That's an amazing amount of money to raise Lynda, well done you!!


----------



## Donnathomp (May 5, 2012)

So sweet, Pat. Thanks so much.


----------



## Maryannee (Jul 17, 2012)

Amen! To that!


----------



## Yaya579 (Oct 2, 2011)

Thank you so much for all of the patterns you have designed!! I have gotten many compliments on things I make with your patterns.


----------



## leannab (Sep 7, 2011)

Speechless as usual. Your generosity and talent is second to none!

Bear cub has to now go on the menu for knitting soon, little puppy needs another friend.

Xrays and ultrasound tomorrow to see what the damage is to my shoulder. Hope it's not knitting related but I've had to give it up and rest. What a pain, so much to do. He's earmarked me for cortisone injections whilst under the scan if necessary. As long as I can knit again soon, have a great nephew coming in London in a few months.

Thanks for these little patterns, they truly are adorable. I noticed that you have expanded your buddy range too, was surprised to see a lamb and monkey. Goodness knows how I missed them. Well done as usual!!!!!

Love and hugs to you, Luke and DH.

Leanna x x x x x


----------



## Gypsycream (Nov 23, 2011)

leannab said:


> Speechless as usual. Your generosity and talent is second to none!
> 
> Bear cub has to now go on the menu for knitting soon, little puppy needs another friend.
> 
> ...


Bles Leanna, I hadn't heard you'd damaged your shoulder, I've done that before and it was so painful, I couldn't even lie down, had to sleep in my chair for a fortnight. Hopefully you'll have some good news soon and you'll soon be well again.

Lovely news about your expected great nephew, shame he'll be so far away.

Gentle hugs and love to all XXX


----------



## leannab (Sep 7, 2011)

Gypsycream said:


> Bles Leanna, I hadn't heard you'd damaged your shoulder, I've done that before and it was so painful, I couldn't even lie down, had to sleep in my chair for a fortnight. Hopefully you'll have some good news soon and you'll soon be well again.
> 
> Lovely news about your expected great nephew, shame he'll be so far away.
> 
> Gentle hugs and love to all XXX


Oh while I think of it, you must be enjoying the cricket, I guess you didn't want to mention it. It's ok we're hopeless and don't deserve to win. Enjoy!!!

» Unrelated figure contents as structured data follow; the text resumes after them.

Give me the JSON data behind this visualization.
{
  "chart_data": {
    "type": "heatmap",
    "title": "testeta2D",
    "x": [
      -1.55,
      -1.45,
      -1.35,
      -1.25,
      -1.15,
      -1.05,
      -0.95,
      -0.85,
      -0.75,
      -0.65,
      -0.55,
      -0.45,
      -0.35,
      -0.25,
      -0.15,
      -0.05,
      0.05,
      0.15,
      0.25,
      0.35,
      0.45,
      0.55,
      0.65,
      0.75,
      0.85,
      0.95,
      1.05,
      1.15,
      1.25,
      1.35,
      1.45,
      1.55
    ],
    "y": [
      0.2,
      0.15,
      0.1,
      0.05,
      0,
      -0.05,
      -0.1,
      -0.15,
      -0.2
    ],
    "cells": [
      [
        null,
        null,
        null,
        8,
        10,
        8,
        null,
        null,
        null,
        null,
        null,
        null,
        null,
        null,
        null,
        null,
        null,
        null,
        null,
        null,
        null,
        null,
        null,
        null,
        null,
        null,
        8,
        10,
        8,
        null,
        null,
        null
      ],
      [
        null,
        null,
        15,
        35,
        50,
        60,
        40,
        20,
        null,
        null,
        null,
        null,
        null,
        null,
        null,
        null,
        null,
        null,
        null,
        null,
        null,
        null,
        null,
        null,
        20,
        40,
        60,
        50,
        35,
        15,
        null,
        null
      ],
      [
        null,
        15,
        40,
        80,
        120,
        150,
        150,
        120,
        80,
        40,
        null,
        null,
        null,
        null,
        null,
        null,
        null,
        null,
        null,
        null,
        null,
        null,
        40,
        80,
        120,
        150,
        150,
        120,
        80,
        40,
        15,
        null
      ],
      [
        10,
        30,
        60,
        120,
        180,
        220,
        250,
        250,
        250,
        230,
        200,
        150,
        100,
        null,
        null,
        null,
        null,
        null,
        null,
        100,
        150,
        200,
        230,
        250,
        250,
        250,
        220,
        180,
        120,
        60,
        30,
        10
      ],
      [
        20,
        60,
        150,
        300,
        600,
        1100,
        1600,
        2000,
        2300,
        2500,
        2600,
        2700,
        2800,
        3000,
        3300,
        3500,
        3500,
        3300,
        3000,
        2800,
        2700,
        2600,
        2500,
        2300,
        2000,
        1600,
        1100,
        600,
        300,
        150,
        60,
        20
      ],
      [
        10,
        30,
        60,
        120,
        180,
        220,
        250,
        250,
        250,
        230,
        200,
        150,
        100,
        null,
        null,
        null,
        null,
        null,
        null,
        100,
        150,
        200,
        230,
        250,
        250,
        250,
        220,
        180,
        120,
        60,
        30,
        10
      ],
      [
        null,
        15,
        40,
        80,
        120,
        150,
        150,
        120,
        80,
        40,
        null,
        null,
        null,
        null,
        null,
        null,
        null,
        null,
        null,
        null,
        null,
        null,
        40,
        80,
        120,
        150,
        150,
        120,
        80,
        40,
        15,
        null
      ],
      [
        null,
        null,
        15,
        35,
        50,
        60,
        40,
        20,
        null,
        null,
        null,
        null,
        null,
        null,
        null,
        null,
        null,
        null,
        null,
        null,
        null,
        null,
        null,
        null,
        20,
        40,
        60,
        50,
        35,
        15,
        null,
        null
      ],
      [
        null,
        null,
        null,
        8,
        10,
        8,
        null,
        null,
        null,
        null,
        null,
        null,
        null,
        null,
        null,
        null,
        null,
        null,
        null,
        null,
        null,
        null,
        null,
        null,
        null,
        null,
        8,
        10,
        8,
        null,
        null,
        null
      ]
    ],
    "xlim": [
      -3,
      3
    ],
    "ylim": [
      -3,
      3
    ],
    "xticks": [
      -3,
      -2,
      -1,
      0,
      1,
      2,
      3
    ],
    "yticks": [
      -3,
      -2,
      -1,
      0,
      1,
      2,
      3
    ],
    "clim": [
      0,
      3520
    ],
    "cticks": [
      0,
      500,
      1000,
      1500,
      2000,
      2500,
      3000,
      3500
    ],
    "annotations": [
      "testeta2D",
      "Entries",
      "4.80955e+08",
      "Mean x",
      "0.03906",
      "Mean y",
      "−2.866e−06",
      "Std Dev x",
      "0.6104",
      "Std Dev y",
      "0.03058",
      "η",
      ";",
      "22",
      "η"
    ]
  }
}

What did you do to your shoulder, was it knitting related? What treatment did you use/get? Can't sleep on that side, it's wicked. Oh well.

Leanna x


----------



## Gypsycream (Nov 23, 2011)

leannab said:


> Oh while I think of it, you must be enjoying the cricket, I guess you didn't want to mention it. It's ok we're hopeless and don't deserve to win. Enjoy!!!
> 
> What did you do to your shoulder, was it knitting related? What treatment did you use/get? Can't sleep on that side, it's wicked. Oh well.
> 
> Leanna x


Well now you mention the cricket lol! good isn't it??? Makes a nice change for us to beat the Aussies 

My doctor didn't offer my any treatment but he did say to try and keep moving it even if it was only a little or it would freeze up completely. Can't remember how I did it, but I couldn't knit for a month or so. I do feel your pain angel.


----------



## cinknitting (Feb 17, 2011)

thank u!


----------



## cinknitting (Feb 17, 2011)

thank u!


----------



## EllenBowsher (Nov 3, 2011)

Pat, thank you so much for your generosity. I have loved knitting up your other bear clothes. I got away from critter making for a few weeks and just came back to knit up your bear cub, and there were the clothes. I like knitting the clothes as much as the bears. Thank you! :thumbup:


----------



## Gypsycream (Nov 23, 2011)

Your bears are always beautiful Ellen so it surprises me that you prefer the outfits to the bears lol! Hope you enjoy these, there are lots to choose from.


----------



## TabathaJoy (Mar 5, 2011)

Thanks, Pat, for the wonderful patterns. You are an amazing lady.


----------



## belleflower (Apr 23, 2013)

Bet lots of children love youxx


----------